A second challenge for IMSR is the use of non-standard nomenclature in the gene, mutant allele, and strain designations provided to IMSR. In processing incoming files, IMSR scripts are run that attempt some automatic data field completion (e.g., if the repository provided a nomenclature-correct mutant allele, but left the gene field blank, the correct gene can be inferred). Other scripts compare incoming data with MGD data to allow withdrawn nomenclature or nomenclature synonyms to be replaced with the correct symbols and names on the IMSR website. These automatic corrections allow links to gene and allele data that would otherwise not be possible.

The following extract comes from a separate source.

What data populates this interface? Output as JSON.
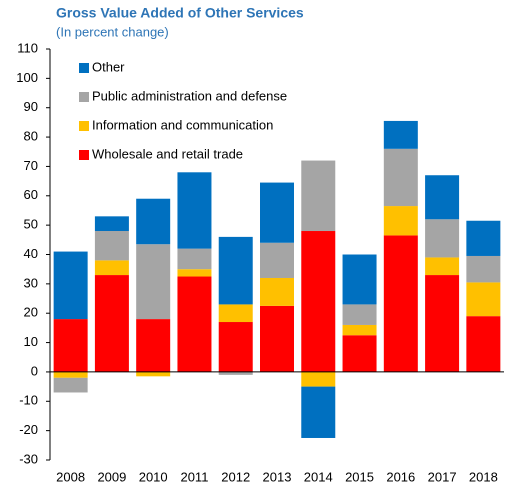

Many nomenclature errors cannot be easily interpreted as described above. These are displayed on the IMSR website ‘as is.’ A curator reviews logs of data errors from incoming repository files and returns corrections to the repository, where possible. It remains incumbent upon the repository to update their own holdings’ database with corrected nomenclature and IDs. This feedback is intended to improve the repository’s own site, as well as to ensure that the next data file provided to IMSR is correct and does not again appear in the error log.

Perspective on mouse repositories

Mouse resources are important for all who use mouse as an experimental system. The ability to obtain genetically defined mouse resources of known health status is key for producing results that are reproducible and can be built upon in future work. Mouse repositories focus their efforts on providing the highest quality, genetically tested, and strain background-defined resources possible. The IMSR facilitates their work by assisting investigators worldwide with access to those resources, wherever they exist. The last decade has seen an explosion of new mouse resources produced aided by new genetic technologies. These are making their way into repositories, with a rapid uptake by experimental scientists. The work of the global repository network and the IMSR remain important pieces of the infrastructure fabric for biological and disease model research of the future.